In dem Beispiel oben muss der Satz “Kannst Du mein Konto bei der GLS BANK ausgleichen?” interpretiert werden.

Der Bot interpretiert das so: “Möchtest Du, dass ich 250 Euro von Deinem Konto bei der Frankfurter Volksbank auf Dein Konto bei der GLS BANK überweise?” und lässt sich das bestätigen.

Außerdem muss der Bott im obigen Beispiel ermitteln, welche Konten gemeint sind. Dazu muss der Benutzer einmal seine Bankdaten hinterlegt haben.

Werden dem Bot Fragen gestellt, die überhaupt nicht zum Einsatz des Bots passen, kann optional die Anfrage über eine API auch an Systeme wie Cortana weitergeleitet werden, die dann eine Antwort suchen.

Im obigen Beispiel ist das die Frage nach dem Wetter. Der Bankbot ist dafür eigentlich nicht geeignet. In diesem Fall haben die Entwickler aber eine Schnittstelle den Bot an Cortana angebunden, der nun eine Antwort sucht.

  1. Verarbeitung

 Ist die Analyse unter 4. abgeschlossen erfolgt die weitere Verarbeitung. Wenn mit Hilfe der inhaltlichen Analyse die Anfrage verstanden wurde, beginnt die Suche nach einer Antwort durch

  • Verbindung mit eigenen und/oder fremden Datenbanken oder Expertensysteme, wie Watson.
  • Berechnungen
  • andere Verfahren z.B. neuronale Netze
  • gelernte Antworten -> Q & A Maker

In dem Beispiel oben wird über eine API, das könnte z.B. die figo-API sein, eine Verbindung zu den Bankrechnern der Frankfurter Volksbank und der GLS Bank  hergestellt, denn nur dieser enthalten die jeweiligen Kontostände enthalten. Da der Bot die Zugangsdaten gespeichert hat, kann er die Verbindung herstellen und Salden und Umsätze abfragen.

Watson soll beispielsweise wissenschaftliche Aufsätze und medizinische Zeitschriften analysieren können, um in verschiedenen medizinischen Bereichen auf dem aktuellen Stand zu bleiben und z.B. anhand eines Röntgenbilds innerhalb weniger Sekunden eine Krebsdiagnose stellen zu können (siehe auch “So arbeitet Watson”).

  1. Ausgabe

Aus der Verarbeitung in Schritt 5 erfolgt eine Ausgabe an den Nutzer z.B.

  • als Information in Text, Sprache, Bild, Video etc. oder
  • durch konkrete Aktion/Handlungsanweisung.
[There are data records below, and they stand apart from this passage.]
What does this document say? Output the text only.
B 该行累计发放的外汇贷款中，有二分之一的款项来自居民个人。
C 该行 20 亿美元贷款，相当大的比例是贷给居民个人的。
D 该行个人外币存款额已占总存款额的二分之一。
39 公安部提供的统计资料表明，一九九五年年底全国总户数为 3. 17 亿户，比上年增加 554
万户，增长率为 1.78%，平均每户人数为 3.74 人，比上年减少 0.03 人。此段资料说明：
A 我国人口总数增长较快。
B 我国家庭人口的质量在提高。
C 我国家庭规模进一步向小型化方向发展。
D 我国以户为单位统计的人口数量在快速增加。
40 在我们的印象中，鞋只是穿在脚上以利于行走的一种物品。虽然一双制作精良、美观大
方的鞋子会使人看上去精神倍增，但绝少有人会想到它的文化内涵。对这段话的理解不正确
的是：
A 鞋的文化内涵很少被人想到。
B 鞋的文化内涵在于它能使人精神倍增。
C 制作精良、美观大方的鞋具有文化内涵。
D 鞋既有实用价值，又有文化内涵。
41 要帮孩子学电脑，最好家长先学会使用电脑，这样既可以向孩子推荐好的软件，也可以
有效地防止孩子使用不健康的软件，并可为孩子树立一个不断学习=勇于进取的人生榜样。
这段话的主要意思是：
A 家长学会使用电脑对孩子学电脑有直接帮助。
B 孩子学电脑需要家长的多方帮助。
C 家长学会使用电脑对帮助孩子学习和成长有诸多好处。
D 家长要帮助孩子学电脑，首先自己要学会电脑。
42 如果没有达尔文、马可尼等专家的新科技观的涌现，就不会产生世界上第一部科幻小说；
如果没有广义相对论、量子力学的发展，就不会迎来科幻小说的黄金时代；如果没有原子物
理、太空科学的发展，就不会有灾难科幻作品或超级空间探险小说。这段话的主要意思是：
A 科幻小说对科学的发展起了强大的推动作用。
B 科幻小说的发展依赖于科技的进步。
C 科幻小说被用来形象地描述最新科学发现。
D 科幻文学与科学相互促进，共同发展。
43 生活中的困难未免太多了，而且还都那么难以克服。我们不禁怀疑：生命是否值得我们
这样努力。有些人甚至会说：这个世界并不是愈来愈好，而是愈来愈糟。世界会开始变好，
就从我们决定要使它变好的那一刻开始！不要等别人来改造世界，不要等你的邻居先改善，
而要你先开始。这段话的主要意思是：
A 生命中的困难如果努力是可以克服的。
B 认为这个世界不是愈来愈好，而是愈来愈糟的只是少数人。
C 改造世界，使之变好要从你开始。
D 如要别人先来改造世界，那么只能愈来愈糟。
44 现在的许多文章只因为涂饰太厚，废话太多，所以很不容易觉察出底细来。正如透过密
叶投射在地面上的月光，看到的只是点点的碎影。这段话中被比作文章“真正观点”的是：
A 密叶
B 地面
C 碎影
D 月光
So kann etwa über den Messenger eine zu der Anfrage passende Information (z.B. Fahrplan) ausgegeben oder eine Transaktion (z.B. Überweisung) ausgeführt werden,
  • als ausgefülltes Formular,
  • durch das Einschalten von Licht oder eines Radiosenders,
  • durch Durchführung einer Zahlung durchgeführt werden.

Manche Bots enthalten eine Art Qualitäts- und Plausibilitätsprüfung, die ermittelt, mit welcher Wahrscheinlichkeit die Antwort korrekt ist. Im Fall der Kontostände kann die Frage zu 100% korrekt ermittelt werden. Würde aber die Frage lauten, wieviel Geld habe ich in einer Woche auf meinem Konto, gäbe es einen Unsicherheitsfaktor.
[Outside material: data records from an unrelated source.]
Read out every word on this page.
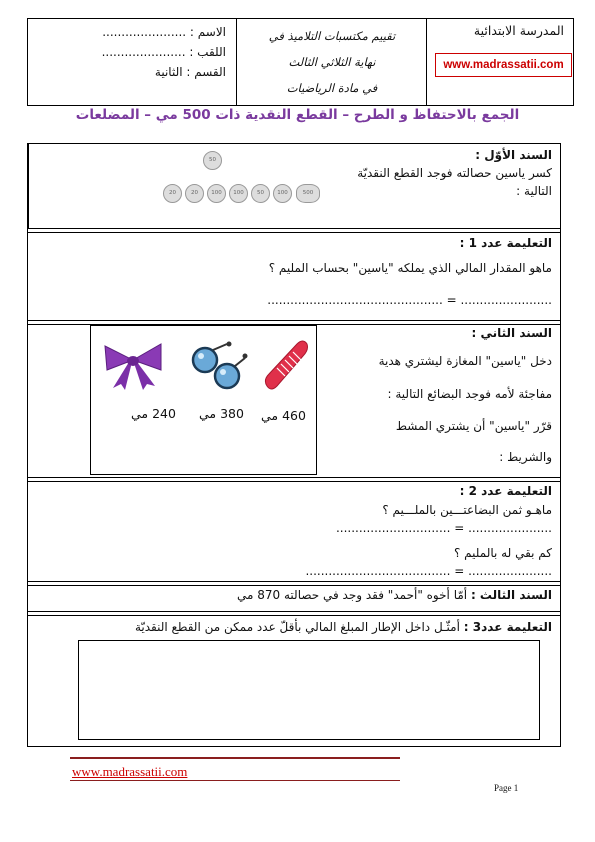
الاسم : ......................
اللقب : ......................
القسم : الثانية
تقييم مكتسبات التلاميذ في
نهاية الثلاثي الثالث
في مادة الرياضيات
المدرسة الابتدائية
www.madrassatii.com
الجمع بالاحتفاظ و الطرح – القطع النقدية ذات 500 مي – المضلعات
السند الأوّل :
كسر ياسين حصالته فوجد القطع النقديّة
التالية :
50
20	20	100	100	50	100	500
التعليمة عدد 1 :
ماهو المقدار المالي الذي يملكه "ياسين" بحساب المليم ؟
........................ = ..............................................
460 مي
380 مي
240 مي
السند الثاني :
دخل "ياسين" المغازة ليشتري هدية
مفاجئة لأمه فوجد البضائع التالية :
قرّر "ياسين" أن يشتري المشط
والشريط :
التعليمة عدد 2 :
ماهـو ثمن البضاعتـــين بالملـــيم ؟
...................... = ..............................
كم بقي له بالمليم ؟
...................... = ......................................
السند الثالث : أمّا أخوه "أحمد" فقد وجد في حصالته 870 مي
التعليمة عدد3 : أمثّـل داخل الإطار المبلغ المالي بأقلّ عدد ممكن من القطع النقديّة
www.madrassatii.com
Page 1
Hier könnten auch Schwellwerte vorgegeben werden, die z.B. eine qualitativ schlechte Antwort verhindern bzw. auf die Beschränktheit der Antwort hinweisen.

Im Eingangsbeispiel erfolgt einmal die Ausgabe der Informationen über das Chatfenster. Zusätzlich wird noch eine Transaktion angestoßen.

  1. Lernen im Hintergrund

Für KI-Bots ist es wichtig, auf sprachlicher Ebene zu lernen, etwa um den Zusammenhang menschlicher Gespräche besser zu verstehen. Das passiert im Hintergrund. Viele Bots, z.B. für Hotlines, werden zunächst trainiert mit konkreten Support-Anfragen und üblichen Antworten in der Vergangenheit.

Für die Spracheingabe könnte ein Bot außerdem erst einmal den speziellen Dialekt eines Kunden erlernen.

Das war ein kleiner Einblick in den Hintergrund eines Chatbots. Alle Schritte lassen sich vielfältig variieren.